アナログ博物館:アイデア印刷術 3.眼鏡を用いた立体印刷〔3〕

 

眼鏡を用いた立体印刷〔3〕

 6. 偏光眼鏡立体

印刷物で反射時に偏光を発する物質が研究されているが,シルク印刷でインキ粒子が粗く実用化にはなっておらず,今後の研究課題として残されている。
 映像分野では,映画,3DハイビジョンプロジェクターTV,ハーフミラー利用2台CRT合成TVが実用化されておりテーマパークなどで鑑賞することができる。

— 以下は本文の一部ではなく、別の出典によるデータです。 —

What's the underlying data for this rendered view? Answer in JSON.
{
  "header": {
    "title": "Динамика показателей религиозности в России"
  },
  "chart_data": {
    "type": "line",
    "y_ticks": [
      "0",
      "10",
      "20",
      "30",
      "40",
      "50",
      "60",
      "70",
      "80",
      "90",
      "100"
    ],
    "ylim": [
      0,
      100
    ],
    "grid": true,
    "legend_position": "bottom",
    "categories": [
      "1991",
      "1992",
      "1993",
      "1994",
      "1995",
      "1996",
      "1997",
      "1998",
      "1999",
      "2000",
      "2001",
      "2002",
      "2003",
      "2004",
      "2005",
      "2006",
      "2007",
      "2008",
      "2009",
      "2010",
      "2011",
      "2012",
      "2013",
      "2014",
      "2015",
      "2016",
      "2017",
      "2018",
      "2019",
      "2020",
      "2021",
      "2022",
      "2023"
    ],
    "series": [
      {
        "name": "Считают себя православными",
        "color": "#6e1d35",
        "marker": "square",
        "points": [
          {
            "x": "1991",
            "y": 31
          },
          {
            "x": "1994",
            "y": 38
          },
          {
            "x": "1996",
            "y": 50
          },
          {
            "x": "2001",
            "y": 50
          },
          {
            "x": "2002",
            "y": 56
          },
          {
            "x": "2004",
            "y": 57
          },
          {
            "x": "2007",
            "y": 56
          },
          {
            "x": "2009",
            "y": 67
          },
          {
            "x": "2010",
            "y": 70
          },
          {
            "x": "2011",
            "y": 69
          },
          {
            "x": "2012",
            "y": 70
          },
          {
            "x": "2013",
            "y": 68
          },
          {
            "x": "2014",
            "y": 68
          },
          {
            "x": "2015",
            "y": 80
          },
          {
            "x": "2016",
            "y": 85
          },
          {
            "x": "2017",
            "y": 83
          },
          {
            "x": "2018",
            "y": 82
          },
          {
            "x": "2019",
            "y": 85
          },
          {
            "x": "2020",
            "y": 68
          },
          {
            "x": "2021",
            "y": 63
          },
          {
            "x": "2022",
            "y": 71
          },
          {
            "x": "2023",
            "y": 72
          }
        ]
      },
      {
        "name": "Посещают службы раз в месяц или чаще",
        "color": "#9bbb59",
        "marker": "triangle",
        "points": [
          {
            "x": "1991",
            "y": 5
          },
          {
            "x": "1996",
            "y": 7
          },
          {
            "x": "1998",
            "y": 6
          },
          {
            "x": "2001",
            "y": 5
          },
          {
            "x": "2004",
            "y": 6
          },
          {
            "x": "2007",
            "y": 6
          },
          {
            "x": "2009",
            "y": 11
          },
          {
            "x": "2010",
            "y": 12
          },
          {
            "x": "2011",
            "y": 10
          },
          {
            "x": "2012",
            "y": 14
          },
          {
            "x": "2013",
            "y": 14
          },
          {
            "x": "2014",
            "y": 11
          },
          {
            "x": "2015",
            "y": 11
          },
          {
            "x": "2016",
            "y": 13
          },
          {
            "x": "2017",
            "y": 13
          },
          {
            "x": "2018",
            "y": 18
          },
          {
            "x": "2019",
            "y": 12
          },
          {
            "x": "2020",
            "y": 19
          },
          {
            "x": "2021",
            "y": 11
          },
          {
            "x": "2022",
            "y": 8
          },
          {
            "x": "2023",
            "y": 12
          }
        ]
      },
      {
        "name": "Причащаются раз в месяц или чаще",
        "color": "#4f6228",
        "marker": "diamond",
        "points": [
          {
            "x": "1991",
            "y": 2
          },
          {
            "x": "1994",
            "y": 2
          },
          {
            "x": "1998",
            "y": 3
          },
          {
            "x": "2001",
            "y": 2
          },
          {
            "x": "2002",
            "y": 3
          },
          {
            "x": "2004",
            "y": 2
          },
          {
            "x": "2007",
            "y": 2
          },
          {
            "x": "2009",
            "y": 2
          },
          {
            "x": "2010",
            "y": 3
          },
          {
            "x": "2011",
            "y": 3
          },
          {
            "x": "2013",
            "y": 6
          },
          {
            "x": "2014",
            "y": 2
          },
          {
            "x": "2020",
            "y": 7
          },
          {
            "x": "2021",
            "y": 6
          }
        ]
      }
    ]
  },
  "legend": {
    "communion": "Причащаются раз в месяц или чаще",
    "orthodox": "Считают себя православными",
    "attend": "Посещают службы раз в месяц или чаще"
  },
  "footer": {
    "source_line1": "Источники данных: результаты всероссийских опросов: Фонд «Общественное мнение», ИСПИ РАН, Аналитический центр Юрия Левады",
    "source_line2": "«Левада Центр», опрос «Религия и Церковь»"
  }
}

ここで使用する偏光眼鏡は右眼,左眼の偏光角度を90度位相をずらしたもの。
 偏光角度は水平に対して45度を取るため,両眼の偏光はハの字またはV字のどちらかとなり,投影装置の右レンズ,左レンズも合わせたフィルタを装着する。
 上記の方式では投影装置の偏光角度と,眼鏡の偏光角度を一致させることが立体視の見やすさになっており,顔を10度以上傾けると見にくくなる。
しかしながら立体度が一番表現できる方式でありテーマパーク,文化センターなどの立体シアターでは10~30mも飛び出させることができ,利用度が高くなっている。
 偏光フィルムは古くはセルロースにヨウ素液を浸積させて延伸し黄味がかっていた。現在は酢酸セルロース層の間にPVAを延伸した偏光膜を入れたものが主流。一般眼鏡では透明で,立体視眼鏡では濃度を出すためややグレーのものが主流となる。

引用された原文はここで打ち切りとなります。